On the other hand, French gaming company Ubisoft was sold from the portfolio. The decision was driven by a combination of poor performance and weakening conviction in the company’s long-term prospects. The fund’s investment in financial service provider Deutsche Böerse was also reduced.
We think the culture at Jupiter is attractive. Fund managers are given autonomy to invest the way they see fit and believe will benefit investors over the long run, but with an appropriate level of challenge from others in the business. The business setup allows Heslop and Nichols to focus on fund management, their team, and maintain flexibility.
All fund managers at Jupiter receive support from the Sustainable Investing and Governance Research teams. Heslop and Nichols also form their own views on ESG (Environmental, Social and Governance) issues and incorporate them into their research, believing them to be important to the long-term quality of a business.
We think the managers are incentivised in a way that could maximise long-term performance, meaning their interests should be aligned with those of their investors. Part of their remuneration is based on short and longer-term performance, and they also hold Jupiter shares and invest in the funds they manage.

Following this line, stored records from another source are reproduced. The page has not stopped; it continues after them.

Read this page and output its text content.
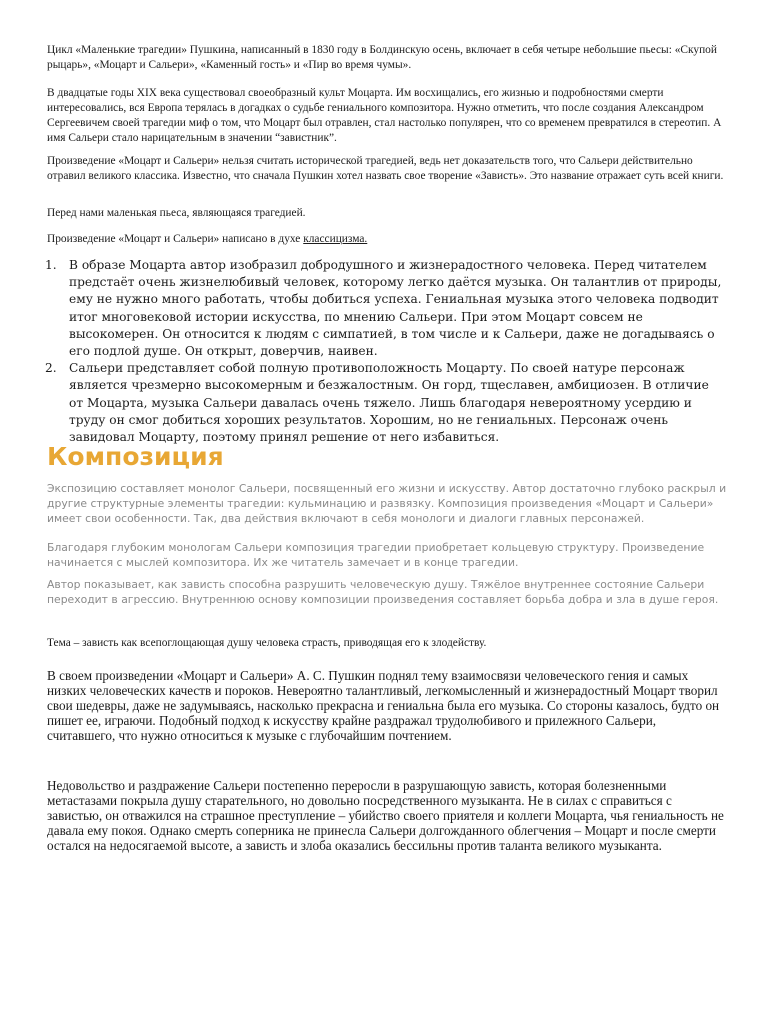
Цикл «Маленькие трагедии» Пушкина, написанный в 1830 году в Болдинскую осень, включает в себя четыре небольшие пьесы: «Скупой рыцарь», «Моцарт и Сальери», «Каменный гость» и «Пир во время чумы».

В двадцатые годы XIX века существовал своеобразный культ Моцарта. Им восхищались, его жизнью и подробностями смерти интересовались, вся Европа терялась в догадках о судьбе гениального композитора. Нужно отметить, что после создания Александром Сергеевичем своей трагедии миф о том, что Моцарт был отравлен, стал настолько популярен, что со временем превратился в стереотип. А имя Сальери стало нарицательным в значении “завистник”.

Произведение «Моцарт и Сальери» нельзя считать исторической трагедией, ведь нет доказательств того, что Сальери действительно отравил великого классика. Известно, что сначала Пушкин хотел назвать свое творение «Зависть». Это название отражает суть всей книги.

Перед нами маленькая пьеса, являющаяся трагедией.

Произведение «Моцарт и Сальери» написано в духе классицизма.

1. В образе Моцарта автор изобразил добродушного и жизнерадостного человека. Перед читателем предстаёт очень жизнелюбивый человек, которому легко даётся музыка. Он талантлив от природы, ему не нужно много работать, чтобы добиться успеха. Гениальная музыка этого человека подводит итог многовековой истории искусства, по мнению Сальери. При этом Моцарт совсем не высокомерен. Он относится к людям с симпатией, в том числе и к Сальери, даже не догадываясь о его подлой душе. Он открыт, доверчив, наивен.
2. Сальери представляет собой полную противоположность Моцарту. По своей натуре персонаж является чрезмерно высокомерным и безжалостным. Он горд, тщеславен, амбициозен. В отличие от Моцарта, музыка Сальери давалась очень тяжело. Лишь благодаря невероятному усердию и труду он смог добиться хороших результатов. Хорошим, но не гениальных. Персонаж очень завидовал Моцарту, поэтому принял решение от него избавиться.
Композиция

Экспозицию составляет монолог Сальери, посвященный его жизни и искусству. Автор достаточно глубоко раскрыл и другие структурные элементы трагедии: кульминацию и развязку. Композиция произведения «Моцарт и Сальери» имеет свои особенности. Так, два действия включают в себя монологи и диалоги главных персонажей.

Благодаря глубоким монологам Сальери композиция трагедии приобретает кольцевую структуру. Произведение начинается с мыслей композитора. Их же читатель замечает и в конце трагедии.

Автор показывает, как зависть способна разрушить человеческую душу. Тяжёлое внутреннее состояние Сальери переходит в агрессию. Внутреннюю основу композиции произведения составляет борьба добра и зла в душе героя.

Тема – зависть как всепоглощающая душу человека страсть, приводящая его к злодейству.

В своем произведении «Моцарт и Сальери» А. С. Пушкин поднял тему взаимосвязи человеческого гения и самых низких человеческих качеств и пороков. Невероятно талантливый, легкомысленный и жизнерадостный Моцарт творил свои шедевры, даже не задумываясь, насколько прекрасна и гениальна была его музыка. Со стороны казалось, будто он пишет ее, играючи. Подобный подход к искусству крайне раздражал трудолюбивого и прилежного Сальери, считавшего, что нужно относиться к музыке с глубочайшим почтением.

Недовольство и раздражение Сальери постепенно переросли в разрушающую зависть, которая болезненными метастазами покрыла душу старательного, но довольно посредственного музыканта. Не в силах с справиться с завистью, он отважился на страшное преступление – убийство своего приятеля и коллеги Моцарта, чья гениальность не давала ему покоя. Однако смерть соперника не принесла Сальери долгожданного облегчения – Моцарт и после смерти остался на недосягаемой высоте, а зависть и злоба оказались бессильны против таланта великого музыканта.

The ongoing charge for this fund is 0.99%. This makes it one of the more expensive funds in the European sector. The HL platform fee of up to 0.45% per year also applies.
The fund has delivered good returns under the tenure of Heslop and Nichols. Since taking over in October 2019, it’s outperformed the FTSE World Europe ex UK Index, by 9.45%*, though this is a short time frame to judge performance. Over this period the fund has benefited from the tailwinds of investing in high quality companies with above average earnings growth, also known as growth investing. Past performance is not a guide to future returns.
It hasn’t all gone the managers’ way though. The fund lagged the broader European benchmark for the first half of 2021 as the growth style of investing fell out of favour with investors. This coincided with the loosening of coronavirus restrictions allowing more businesses to operate. The fund lacked exposure to some of these attractively valued, more cyclical areas of the market which performed strongly in the first part of the year.
Grifols, a pharmaceutical company focused on plasma therapies, was one of the poorer performing companies. The company took on more debt during the pandemic and the usual plasma donations were hit hard due to travel restrictions and government stimulus. Video game developer Ubisoft and payment solutions provider Edenred also performed poorly.
The fund did perform better in the latter part of 2021 though, and year-to-date it’s ahead of the FTSE World Europe ex UK index. Chemical distributor IMCD was one of the best performing companies over this time. The company posted a strong set of results and acquired a growing distributor in India. Software solutions provider, Dassault Systemes and semiconductor developer ASML also helped drive performance.
Annual percentage growth
|30/11/2016 To 30/11/2017||30/11/2017 To 30/11/2018||30/11/2018 To 30/11/2019||30/11/2019 To 30/11/2020||30/11/2020 To 30/11/2021|
|FTSE World Europe ex UK||25.03%||-4.55%||13.65%||7.32%||15.75%|
Past performance is not a guide to the future. Source: *Lipper IM to 30/11/2021.